Reguillo se enfada, se revuelve, no acepta la normalización. El tono con el que el narco, el poder, el Gobierno, los medios de comunicación, tratan a los 100 muertos por la violencia diarios, a las 10 mujeres asesinadas. ¿Quiénes son? ¿Cómo se llamaban? ¿Qué música les gustaba? Documentar, nombrar, narrar, no permitirnos quitar la mirada: esa es la resistencia que propone la antropóloga frente a la destrucción. “Debemos permitir que las imágenes atroces nos persigan, no cerrar los ojos, ni los afectos, ni la conciencia”.
Una labor que, resalta, llevan a cabo los periodistas que tratan de recuperar la dignidad de los asesinados, los fotógrafos cuyos lentes que no permiten la huida, las madres buscadoras que rastrean con palos, que los clavan en la tierra, los huelen y dicen: aquí hay un cuerpo. Todos ellos forman parte de lo que la antropóloga llama la contramáquina, aquellos que tratan de revertir el “desmantelamiento de la vida” provocado por la violencia. Ella misma forma parte de esa trinchera y paga el precio.

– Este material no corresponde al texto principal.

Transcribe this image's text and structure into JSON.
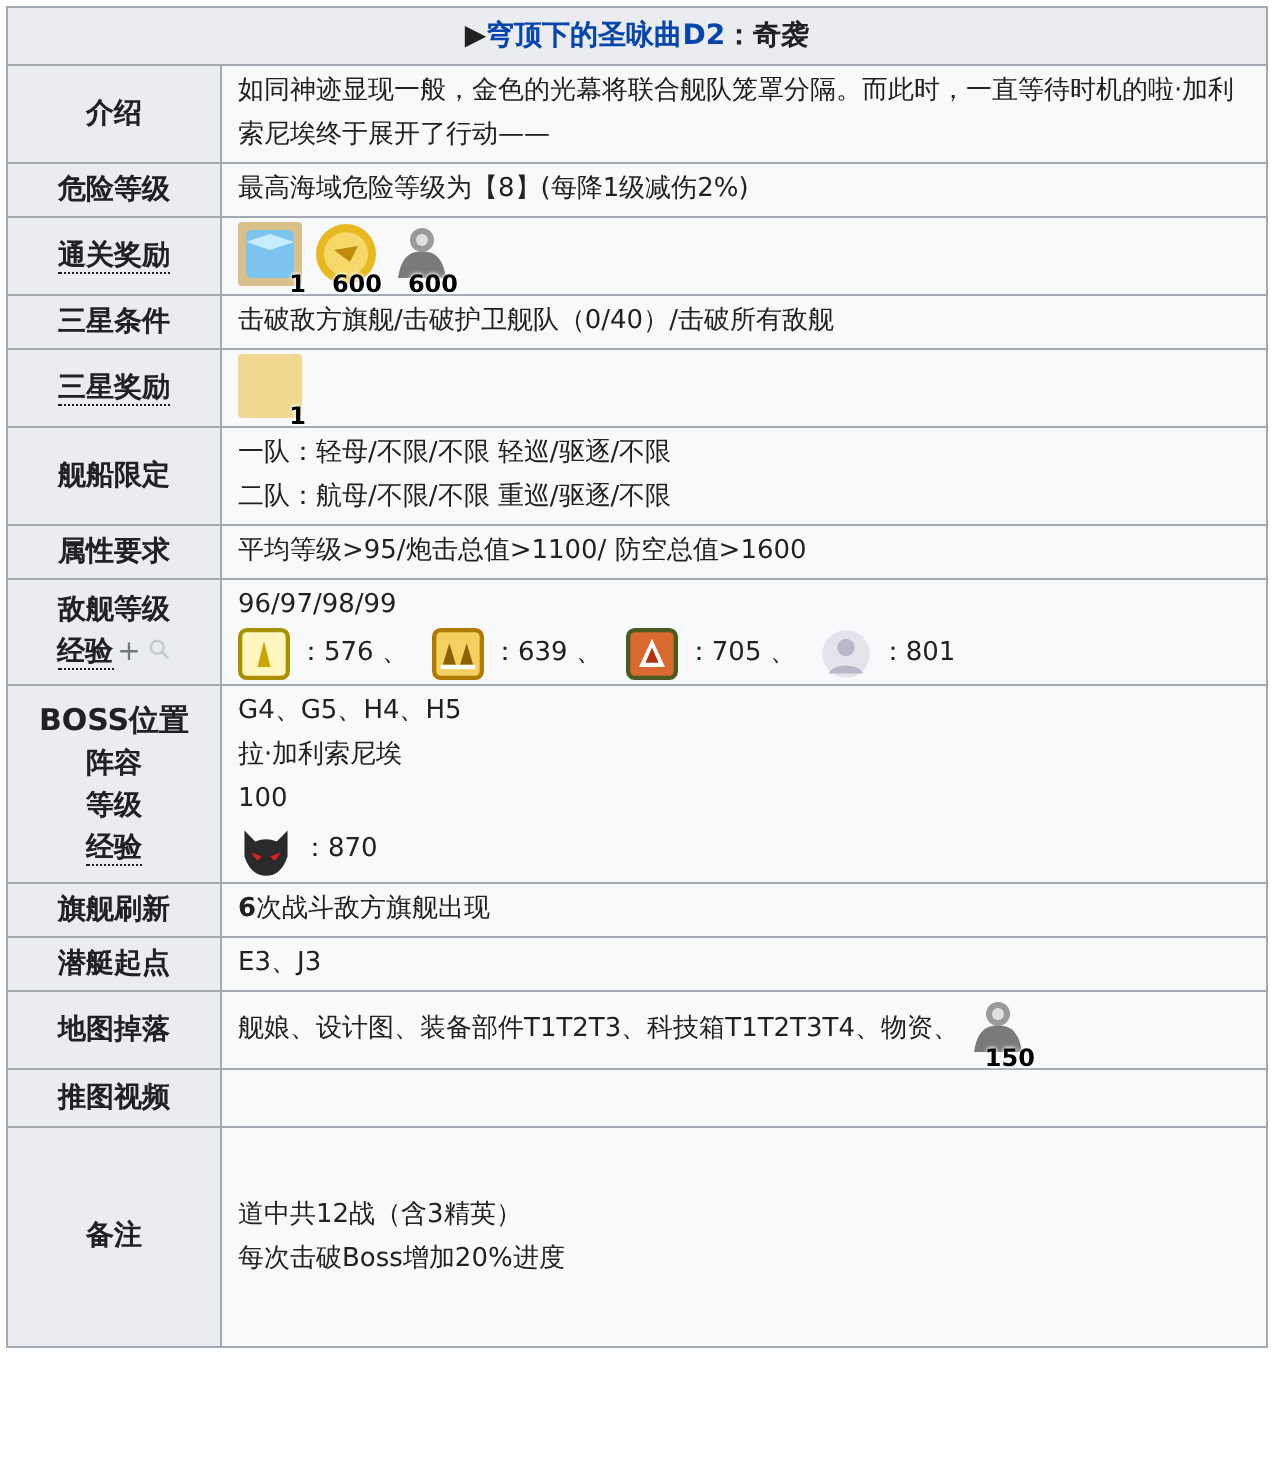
{
  "title": {
    "marker": "▶",
    "link": "穹顶下的圣咏曲D2",
    "rest": "：奇袭"
  },
  "rows": [
    {
      "kind": "text",
      "labels": [
        {
          "text": "介绍",
          "dotted": false
        }
      ],
      "lines": [
        "如同神迹显现一般，金色的光幕将联合舰队笼罩分隔。而此时，一直等待时机的啦·加利索尼埃终于展开了行动——"
      ]
    },
    {
      "kind": "text",
      "labels": [
        {
          "text": "危险等级",
          "dotted": false
        }
      ],
      "lines": [
        "最高海域危险等级为【8】(每降1级减伤2%)"
      ]
    },
    {
      "kind": "items",
      "labels": [
        {
          "text": "通关奖励",
          "dotted": true
        }
      ],
      "items": [
        {
          "count": "1"
        },
        {
          "count": "600"
        },
        {
          "count": "600"
        }
      ]
    },
    {
      "kind": "text",
      "labels": [
        {
          "text": "三星条件",
          "dotted": false
        }
      ],
      "lines": [
        "击破敌方旗舰/击破护卫舰队（0/40）/击破所有敌舰"
      ]
    },
    {
      "kind": "items",
      "labels": [
        {
          "text": "三星奖励",
          "dotted": true
        }
      ],
      "items": [
        {
          "count": "1"
        }
      ]
    },
    {
      "kind": "text",
      "labels": [
        {
          "text": "舰船限定",
          "dotted": false
        }
      ],
      "lines": [
        "一队：轻母/不限/不限 轻巡/驱逐/不限",
        "二队：航母/不限/不限 重巡/驱逐/不限"
      ]
    },
    {
      "kind": "text",
      "labels": [
        {
          "text": "属性要求",
          "dotted": false
        }
      ],
      "lines": [
        "平均等级>95/炮击总值>1100/ 防空总值>1600"
      ]
    },
    {
      "kind": "exp",
      "labels": [
        {
          "text": "敌舰等级",
          "dotted": false
        },
        {
          "text": "经验",
          "dotted": true,
          "plus": "+"
        }
      ],
      "lines": [
        "96/97/98/99"
      ],
      "exp": [
        {
          "text": "：576 、"
        },
        {
          "text": "：639 、"
        },
        {
          "text": "：705 、"
        },
        {
          "text": "：801"
        }
      ]
    },
    {
      "kind": "exp",
      "labels": [
        {
          "text": "BOSS位置",
          "dotted": false
        },
        {
          "text": "阵容",
          "dotted": false
        },
        {
          "text": "等级",
          "dotted": false
        },
        {
          "text": "经验",
          "dotted": true
        }
      ],
      "lines": [
        "G4、G5、H4、H5",
        "拉·加利索尼埃",
        "100"
      ],
      "exp": [
        {
          "text": "：870"
        }
      ]
    },
    {
      "kind": "text",
      "labels": [
        {
          "text": "旗舰刷新",
          "dotted": false
        }
      ],
      "lines": [
        "**6**次战斗敌方旗舰出现"
      ]
    },
    {
      "kind": "text",
      "labels": [
        {
          "text": "潜艇起点",
          "dotted": false
        }
      ],
      "lines": [
        "E3、J3"
      ]
    },
    {
      "kind": "drops",
      "labels": [
        {
          "text": "地图掉落",
          "dotted": false
        }
      ],
      "lines": [
        "舰娘、设计图、装备部件T1T2T3、科技箱T1T2T3T4、物资、"
      ],
      "items": [
        {
          "count": "150"
        }
      ]
    },
    {
      "kind": "empty",
      "labels": [
        {
          "text": "推图视频",
          "dotted": false
        }
      ]
    },
    {
      "kind": "tall",
      "labels": [
        {
          "text": "备注",
          "dotted": false
        }
      ],
      "lines": [
        "道中共12战（含3精英）",
        "每次击破Boss增加20%进度"
      ]
    }
  ]
}
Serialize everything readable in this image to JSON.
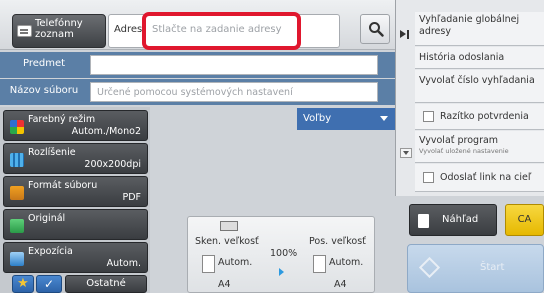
{
  "top": {
    "phonebook_label": "Telefónny zoznam",
    "address_label": "Adres",
    "address_placeholder": "Stlačte na zadanie adresy"
  },
  "fields": {
    "subject_label": "Predmet",
    "filename_label": "Názov súboru",
    "filename_placeholder": "Určené pomocou systémových nastavení"
  },
  "settings": [
    {
      "label": "Farebný režim",
      "value": "Autom./Mono2",
      "icon": "color-mode-icon"
    },
    {
      "label": "Rozlíšenie",
      "value": "200x200dpi",
      "icon": "resolution-icon"
    },
    {
      "label": "Formát súboru",
      "value": "PDF",
      "icon": "file-format-icon"
    },
    {
      "label": "Originál",
      "value": "",
      "icon": "original-icon"
    },
    {
      "label": "Expozícia",
      "value": "Autom.",
      "icon": "exposure-icon"
    }
  ],
  "options_label": "Voľby",
  "preview": {
    "scan_size_label": "Sken. veľkosť",
    "send_size_label": "Pos. veľkosť",
    "ratio": "100%",
    "scan_mode": "Autom.",
    "scan_paper": "A4",
    "send_mode": "Autom.",
    "send_paper": "A4"
  },
  "bottom": {
    "other_label": "Ostatné"
  },
  "right_panel": {
    "items": [
      {
        "label": "Vyhľadanie globálnej adresy",
        "sub": "",
        "checkbox": false
      },
      {
        "label": "História odoslania",
        "sub": "",
        "checkbox": false
      },
      {
        "label": "Vyvolať číslo vyhľadania",
        "sub": "",
        "checkbox": false
      },
      {
        "label": "Razítko potvrdenia",
        "sub": "",
        "checkbox": true
      },
      {
        "label": "Vyvolať program",
        "sub": "Vyvolať uložené nastavenie",
        "checkbox": false
      },
      {
        "label": "Odoslať link na cieľ",
        "sub": "",
        "checkbox": true
      }
    ]
  },
  "actions": {
    "preview_label": "Náhľad",
    "ca_label": "CA",
    "start_label": "Štart"
  },
  "colors": {
    "highlight_red": "#e0172e",
    "field_row_blue": "#5b7fa6",
    "options_blue": "#3f6fb0",
    "ca_yellow": "#f0c400"
  }
}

A veces, la mujer más allá de la antropóloga, de la etnóloga, de la ensayista, cuenta que sueña con cerros que lloran sangre. Otras noches Rossana Reguillo no puede dormir, e incluso, en ocasiones, pierde los colores en el habla. Después de varias entrevistas con Beto, un joven sicario de Los Caballeros Templarios, que antes de cumplir la mayoría de edad ya había disparado y desmembrado, que ya sabía que acabaría descuartizado porque “en este jale, con morirse no es suficiente”, después de hablar con él, Reguillo no podía nombrar los colores. No podía decir verde o rojo. “Era una manera supongo yo de protegerme de estas narraciones tan impactantes”. Cuando eso ocurre, Reguillo se planta, vuelve a la teoría con la que abre boquetes y a las investigaciones que le obligan a no quitarse. “Eso es lo que me permite respirar cuando ya me quedo sin aire”.